The 150-odd stranded climbers, not thought to be seriously injured, were blocked by slabs of ice and snow brought down in the avalanche which damaged their land route back down the mountain.

"We have deployed three helicopters today to bring climbers down from Camp One and Two to base camp," tourism department chief Tulsi Gautam told AFP. "They are safe but we need to bring them down because part of the route is damaged."

Helicopters have already rescued scores of climbers and their teams seriously injured at base camp in the avalanche, which sent a cloud of snow cascading down the mountain.

There were more than 800 people at different altitudes on the 8,848-meter (29,029-foot) peak when the avalanche hit along with several aftershocks.

It was triggered by Saturday's massive earthquake which has killed more than 3,500 people across the country and devastated parts of the capital Kathmandu.

Foreign climbers expressed their gratitude at being rescued as well as sorrow at the lives lost, in an outpouring on social media.

"Evacuated to base camp. Emotionally trashed & all gear swept away. VERY LUCKY to be alive please let everyone know," said 19-year-old British climber Alex Staniforth, whose organization appeared to be tweeting on his behalf.

U.S.-based climber Jim Davidson said good weather allowed for the evacuations, which were going smoothly. "I am safe in basecamp now... the injuries, fatalities," he tweeted.

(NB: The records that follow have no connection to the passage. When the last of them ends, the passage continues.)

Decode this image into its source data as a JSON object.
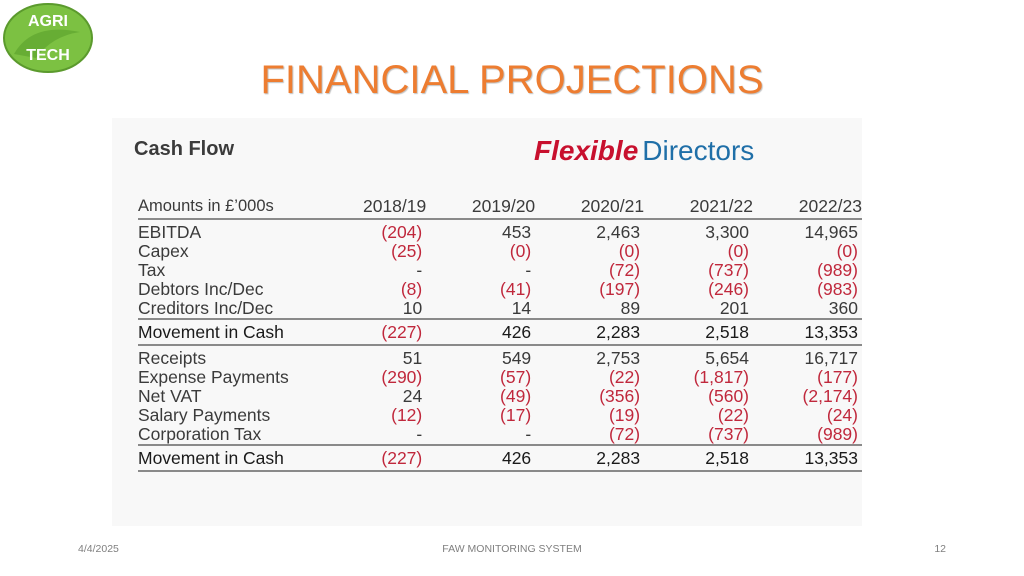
{
  "logo": {
    "text": "AGRITECH"
  },
  "slide": {
    "title": "FINANCIAL PROJECTIONS"
  },
  "panel": {
    "title": "Cash Flow",
    "brand_part1": "Flexible",
    "brand_part2": "Directors"
  },
  "table": {
    "headers": [
      "Amounts in £’000s",
      "2018/19",
      "2019/20",
      "2020/21",
      "2021/22",
      "2022/23"
    ],
    "section1": [
      {
        "label": "EBITDA",
        "values": [
          "(204)",
          "453",
          "2,463",
          "3,300",
          "14,965"
        ]
      },
      {
        "label": "Capex",
        "values": [
          "(25)",
          "(0)",
          "(0)",
          "(0)",
          "(0)"
        ]
      },
      {
        "label": "Tax",
        "values": [
          "-",
          "-",
          "(72)",
          "(737)",
          "(989)"
        ]
      },
      {
        "label": "Debtors Inc/Dec",
        "values": [
          "(8)",
          "(41)",
          "(197)",
          "(246)",
          "(983)"
        ]
      },
      {
        "label": "Creditors Inc/Dec",
        "values": [
          "10",
          "14",
          "89",
          "201",
          "360"
        ]
      }
    ],
    "total1": {
      "label": "Movement in Cash",
      "values": [
        "(227)",
        "426",
        "2,283",
        "2,518",
        "13,353"
      ]
    },
    "section2": [
      {
        "label": "Receipts",
        "values": [
          "51",
          "549",
          "2,753",
          "5,654",
          "16,717"
        ]
      },
      {
        "label": "Expense Payments",
        "values": [
          "(290)",
          "(57)",
          "(22)",
          "(1,817)",
          "(177)"
        ]
      },
      {
        "label": "Net VAT",
        "values": [
          "24",
          "(49)",
          "(356)",
          "(560)",
          "(2,174)"
        ]
      },
      {
        "label": "Salary Payments",
        "values": [
          "(12)",
          "(17)",
          "(19)",
          "(22)",
          "(24)"
        ]
      },
      {
        "label": "Corporation Tax",
        "values": [
          "-",
          "-",
          "(72)",
          "(737)",
          "(989)"
        ]
      }
    ],
    "total2": {
      "label": "Movement in Cash",
      "values": [
        "(227)",
        "426",
        "2,283",
        "2,518",
        "13,353"
      ]
    }
  },
  "footer": {
    "date": "4/4/2025",
    "center": "FAW MONITORING SYSTEM",
    "page": "12"
  }
}
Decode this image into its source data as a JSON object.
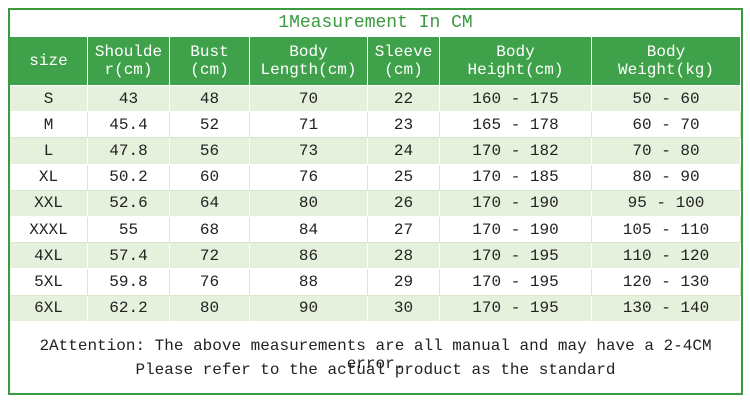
{
  "title": "1Measurement In CM",
  "table": {
    "header": [
      [
        "size"
      ],
      [
        "Shoulde",
        "r(cm)"
      ],
      [
        "Bust",
        "(cm)"
      ],
      [
        "Body",
        "Length(cm)"
      ],
      [
        "Sleeve",
        "(cm)"
      ],
      [
        "Body",
        "Height(cm)"
      ],
      [
        "Body",
        "Weight(kg)"
      ]
    ],
    "rows": [
      [
        "S",
        "43",
        "48",
        "70",
        "22",
        "160 - 175",
        "50 - 60"
      ],
      [
        "M",
        "45.4",
        "52",
        "71",
        "23",
        "165 - 178",
        "60 - 70"
      ],
      [
        "L",
        "47.8",
        "56",
        "73",
        "24",
        "170 - 182",
        "70 - 80"
      ],
      [
        "XL",
        "50.2",
        "60",
        "76",
        "25",
        "170 - 185",
        "80 - 90"
      ],
      [
        "XXL",
        "52.6",
        "64",
        "80",
        "26",
        "170 - 190",
        "95 - 100"
      ],
      [
        "XXXL",
        "55",
        "68",
        "84",
        "27",
        "170 - 190",
        "105 - 110"
      ],
      [
        "4XL",
        "57.4",
        "72",
        "86",
        "28",
        "170 - 195",
        "110 - 120"
      ],
      [
        "5XL",
        "59.8",
        "76",
        "88",
        "29",
        "170 - 195",
        "120 - 130"
      ],
      [
        "6XL",
        "62.2",
        "80",
        "90",
        "30",
        "170 - 195",
        "130 - 140"
      ]
    ]
  },
  "note": [
    "2Attention: The above measurements are all manual and may have a 2-4CM error.",
    "Please refer to the actual product as the standard"
  ]
}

Many climbers had traveled to Nepal for the start of the annual climbing season, which was canceled last year after 16 sherpa guides were killed in what was previously the deadliest disaster in the mountain's history.

Danish climber Carsten Lillelund Pedersen has posted a video on Facebook which appears to show exhausted climbers flanked by rescue workers being helped out of helicopters and walked to safety at base camp.

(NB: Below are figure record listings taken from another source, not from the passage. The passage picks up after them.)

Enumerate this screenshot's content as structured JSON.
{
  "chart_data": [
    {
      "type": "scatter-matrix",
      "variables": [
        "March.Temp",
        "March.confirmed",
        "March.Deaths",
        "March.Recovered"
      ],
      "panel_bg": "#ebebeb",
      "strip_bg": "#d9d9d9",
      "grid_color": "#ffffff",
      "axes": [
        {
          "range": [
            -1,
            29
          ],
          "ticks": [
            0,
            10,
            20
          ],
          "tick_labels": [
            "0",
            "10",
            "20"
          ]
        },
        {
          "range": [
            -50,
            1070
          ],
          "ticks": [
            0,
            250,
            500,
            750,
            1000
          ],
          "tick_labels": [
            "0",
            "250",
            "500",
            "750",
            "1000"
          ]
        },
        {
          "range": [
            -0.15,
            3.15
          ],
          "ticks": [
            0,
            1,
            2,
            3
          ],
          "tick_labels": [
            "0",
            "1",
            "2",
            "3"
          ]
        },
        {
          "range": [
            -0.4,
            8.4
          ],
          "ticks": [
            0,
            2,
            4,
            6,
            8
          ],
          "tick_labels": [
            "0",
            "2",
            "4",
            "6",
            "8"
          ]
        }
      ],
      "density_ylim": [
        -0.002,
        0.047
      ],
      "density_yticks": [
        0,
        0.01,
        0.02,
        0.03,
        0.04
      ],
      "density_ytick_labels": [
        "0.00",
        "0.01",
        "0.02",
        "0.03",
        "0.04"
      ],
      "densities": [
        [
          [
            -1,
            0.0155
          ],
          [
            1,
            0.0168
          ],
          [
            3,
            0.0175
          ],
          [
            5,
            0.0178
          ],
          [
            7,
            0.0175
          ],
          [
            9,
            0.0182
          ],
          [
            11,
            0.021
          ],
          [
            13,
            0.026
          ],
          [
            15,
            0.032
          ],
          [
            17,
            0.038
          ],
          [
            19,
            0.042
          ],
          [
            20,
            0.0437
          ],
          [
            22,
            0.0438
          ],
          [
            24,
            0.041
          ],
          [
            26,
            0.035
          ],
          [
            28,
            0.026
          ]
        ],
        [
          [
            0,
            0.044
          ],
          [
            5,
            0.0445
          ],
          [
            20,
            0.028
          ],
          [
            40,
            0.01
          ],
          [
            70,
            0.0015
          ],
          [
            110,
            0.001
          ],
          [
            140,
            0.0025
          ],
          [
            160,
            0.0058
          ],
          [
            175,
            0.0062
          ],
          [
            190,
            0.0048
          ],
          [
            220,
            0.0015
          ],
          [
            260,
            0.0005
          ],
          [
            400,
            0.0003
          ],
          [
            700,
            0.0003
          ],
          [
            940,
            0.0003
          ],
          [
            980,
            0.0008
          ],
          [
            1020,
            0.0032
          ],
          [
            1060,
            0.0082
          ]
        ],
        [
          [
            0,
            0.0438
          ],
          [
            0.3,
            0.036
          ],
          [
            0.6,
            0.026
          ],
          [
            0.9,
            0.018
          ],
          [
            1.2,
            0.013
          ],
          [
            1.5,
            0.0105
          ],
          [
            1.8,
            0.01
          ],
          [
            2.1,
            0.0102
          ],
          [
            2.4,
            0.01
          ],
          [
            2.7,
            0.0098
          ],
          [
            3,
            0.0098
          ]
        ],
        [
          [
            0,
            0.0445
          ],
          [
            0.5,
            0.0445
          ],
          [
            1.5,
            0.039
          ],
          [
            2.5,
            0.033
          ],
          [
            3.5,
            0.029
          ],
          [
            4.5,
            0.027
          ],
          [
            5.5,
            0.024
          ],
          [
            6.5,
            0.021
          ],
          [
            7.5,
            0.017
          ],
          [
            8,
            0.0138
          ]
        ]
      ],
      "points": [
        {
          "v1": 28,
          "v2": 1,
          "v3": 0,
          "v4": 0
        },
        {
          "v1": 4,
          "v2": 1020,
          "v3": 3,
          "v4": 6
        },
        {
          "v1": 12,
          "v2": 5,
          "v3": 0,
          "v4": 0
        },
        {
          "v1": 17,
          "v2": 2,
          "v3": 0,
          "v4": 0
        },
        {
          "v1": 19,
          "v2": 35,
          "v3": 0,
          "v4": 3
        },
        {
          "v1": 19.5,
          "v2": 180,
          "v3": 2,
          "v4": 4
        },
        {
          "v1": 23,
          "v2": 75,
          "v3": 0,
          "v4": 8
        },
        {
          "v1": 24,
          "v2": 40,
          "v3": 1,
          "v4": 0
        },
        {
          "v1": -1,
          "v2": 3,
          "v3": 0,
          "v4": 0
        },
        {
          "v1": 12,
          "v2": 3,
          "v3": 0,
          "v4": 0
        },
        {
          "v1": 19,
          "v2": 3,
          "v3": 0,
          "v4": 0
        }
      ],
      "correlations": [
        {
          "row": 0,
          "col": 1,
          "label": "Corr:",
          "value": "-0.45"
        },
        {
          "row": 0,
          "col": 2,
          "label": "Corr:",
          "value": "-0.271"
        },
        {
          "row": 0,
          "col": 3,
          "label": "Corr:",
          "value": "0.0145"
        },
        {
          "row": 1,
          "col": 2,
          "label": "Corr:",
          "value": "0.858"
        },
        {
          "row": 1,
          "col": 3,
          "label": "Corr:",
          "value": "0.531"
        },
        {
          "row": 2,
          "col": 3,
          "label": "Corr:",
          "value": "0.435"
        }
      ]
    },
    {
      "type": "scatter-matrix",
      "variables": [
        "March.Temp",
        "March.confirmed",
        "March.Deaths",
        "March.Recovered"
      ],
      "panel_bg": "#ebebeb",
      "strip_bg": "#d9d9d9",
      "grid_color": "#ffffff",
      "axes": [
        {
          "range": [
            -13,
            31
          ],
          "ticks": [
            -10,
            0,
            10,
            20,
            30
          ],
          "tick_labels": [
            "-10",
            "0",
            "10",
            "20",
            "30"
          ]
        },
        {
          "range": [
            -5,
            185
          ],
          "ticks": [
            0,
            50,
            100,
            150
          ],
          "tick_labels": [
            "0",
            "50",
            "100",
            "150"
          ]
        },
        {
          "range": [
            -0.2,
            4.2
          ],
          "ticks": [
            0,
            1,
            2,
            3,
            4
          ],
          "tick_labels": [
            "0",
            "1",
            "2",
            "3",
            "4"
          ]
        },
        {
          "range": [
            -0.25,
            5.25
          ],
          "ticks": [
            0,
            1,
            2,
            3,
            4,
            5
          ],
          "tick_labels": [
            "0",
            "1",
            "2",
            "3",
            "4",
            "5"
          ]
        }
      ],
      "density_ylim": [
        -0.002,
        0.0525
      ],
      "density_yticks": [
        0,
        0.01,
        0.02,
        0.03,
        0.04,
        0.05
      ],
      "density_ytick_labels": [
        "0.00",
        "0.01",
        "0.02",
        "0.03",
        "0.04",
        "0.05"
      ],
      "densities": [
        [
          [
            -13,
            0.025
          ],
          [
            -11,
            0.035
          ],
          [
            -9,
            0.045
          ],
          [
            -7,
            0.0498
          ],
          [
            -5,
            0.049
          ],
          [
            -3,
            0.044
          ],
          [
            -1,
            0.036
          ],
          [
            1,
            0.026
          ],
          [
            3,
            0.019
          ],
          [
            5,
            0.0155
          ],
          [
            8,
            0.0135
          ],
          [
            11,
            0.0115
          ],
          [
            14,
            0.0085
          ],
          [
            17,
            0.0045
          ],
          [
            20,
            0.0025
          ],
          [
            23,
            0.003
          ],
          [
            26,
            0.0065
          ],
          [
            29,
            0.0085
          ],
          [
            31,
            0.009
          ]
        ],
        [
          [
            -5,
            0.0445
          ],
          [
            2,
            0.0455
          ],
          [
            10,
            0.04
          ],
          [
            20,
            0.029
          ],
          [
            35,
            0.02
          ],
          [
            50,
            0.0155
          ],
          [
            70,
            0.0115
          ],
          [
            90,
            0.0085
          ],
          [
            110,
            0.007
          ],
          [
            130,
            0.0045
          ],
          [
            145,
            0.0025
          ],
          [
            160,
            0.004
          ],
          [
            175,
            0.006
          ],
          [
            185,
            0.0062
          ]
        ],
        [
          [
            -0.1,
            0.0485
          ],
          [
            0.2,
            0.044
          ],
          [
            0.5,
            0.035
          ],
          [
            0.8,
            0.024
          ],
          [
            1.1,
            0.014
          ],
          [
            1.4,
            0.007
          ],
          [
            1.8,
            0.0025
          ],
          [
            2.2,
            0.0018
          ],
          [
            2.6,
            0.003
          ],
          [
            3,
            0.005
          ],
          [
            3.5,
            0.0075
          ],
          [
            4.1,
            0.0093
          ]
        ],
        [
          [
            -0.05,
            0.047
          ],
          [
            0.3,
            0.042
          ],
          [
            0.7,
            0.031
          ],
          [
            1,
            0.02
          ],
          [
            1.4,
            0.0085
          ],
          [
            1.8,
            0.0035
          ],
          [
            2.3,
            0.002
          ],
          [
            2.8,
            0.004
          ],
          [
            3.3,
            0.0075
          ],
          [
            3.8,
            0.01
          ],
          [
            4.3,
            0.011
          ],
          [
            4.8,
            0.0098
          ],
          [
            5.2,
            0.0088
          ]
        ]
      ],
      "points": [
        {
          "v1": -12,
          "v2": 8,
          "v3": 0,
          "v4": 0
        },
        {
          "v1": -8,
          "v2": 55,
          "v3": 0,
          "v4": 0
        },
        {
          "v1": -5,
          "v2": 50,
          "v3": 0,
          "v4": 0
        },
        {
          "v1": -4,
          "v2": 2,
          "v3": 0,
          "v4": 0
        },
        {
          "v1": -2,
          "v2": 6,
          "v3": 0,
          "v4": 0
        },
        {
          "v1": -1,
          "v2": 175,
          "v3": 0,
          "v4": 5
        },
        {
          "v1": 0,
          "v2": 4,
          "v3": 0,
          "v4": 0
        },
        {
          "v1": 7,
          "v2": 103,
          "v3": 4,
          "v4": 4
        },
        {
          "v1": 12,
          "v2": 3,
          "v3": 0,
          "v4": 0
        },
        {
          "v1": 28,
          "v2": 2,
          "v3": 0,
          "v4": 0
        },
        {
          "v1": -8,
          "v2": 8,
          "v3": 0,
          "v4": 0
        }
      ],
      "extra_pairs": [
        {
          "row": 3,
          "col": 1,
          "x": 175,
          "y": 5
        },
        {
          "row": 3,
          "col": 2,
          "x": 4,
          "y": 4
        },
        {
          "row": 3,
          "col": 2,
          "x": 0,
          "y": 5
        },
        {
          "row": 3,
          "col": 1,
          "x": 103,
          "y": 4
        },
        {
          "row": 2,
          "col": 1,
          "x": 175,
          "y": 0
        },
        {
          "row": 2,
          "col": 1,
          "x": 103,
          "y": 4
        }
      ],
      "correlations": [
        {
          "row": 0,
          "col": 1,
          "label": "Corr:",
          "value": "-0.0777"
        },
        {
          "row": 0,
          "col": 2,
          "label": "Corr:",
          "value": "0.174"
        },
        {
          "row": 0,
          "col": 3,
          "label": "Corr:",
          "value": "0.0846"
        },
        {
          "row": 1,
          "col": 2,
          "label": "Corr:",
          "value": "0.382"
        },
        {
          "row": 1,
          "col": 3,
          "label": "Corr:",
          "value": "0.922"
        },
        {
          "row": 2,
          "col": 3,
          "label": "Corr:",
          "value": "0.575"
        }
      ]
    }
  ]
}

"My fellow climbers and Sherpas are being rescued down from Camp 1 and they are doing fine," he posted.

An AFP team on assignment at Everest, who were caught in the avalanche, described damage to the route down from base camp as they made their way slowly on foot to the hamlet of Lobuche.

"We are truly stranded here without possibility of walking to Lukla airport as suspension bridges are damaged," South Asia photo chief Roberto Schmidt said in an email exchange.

"Yesterday, not much after leaving base camp, we felt a strong earth movement and a subsequent roar indicative of avalanche," he said.

Schmidt's photographs of Saturday's avalanche show a terrifying cloud of snow roaring towards base camp.

Kathmandu bureau chief Ammu Kannampilly describes the camp covered in snow, boulders and other debris, along with collapsed tents, with porters and sherpas carrying the injured to medical camps.

A guide is heard saying into a radio "Nothing is left, what (we) are supposed to do?"

At least two Americans died in the avalanche, a doctor working for a mountain guide company and a Google executive, their organizations said.

Japan's foreign ministry said that at least one of its nationals was also killed.

Tourism official Gautam said the climbing season might again be called off in the wake of the avalanche.

"It is possible that climbing might not continue this year. However, there has been no official decision," he said.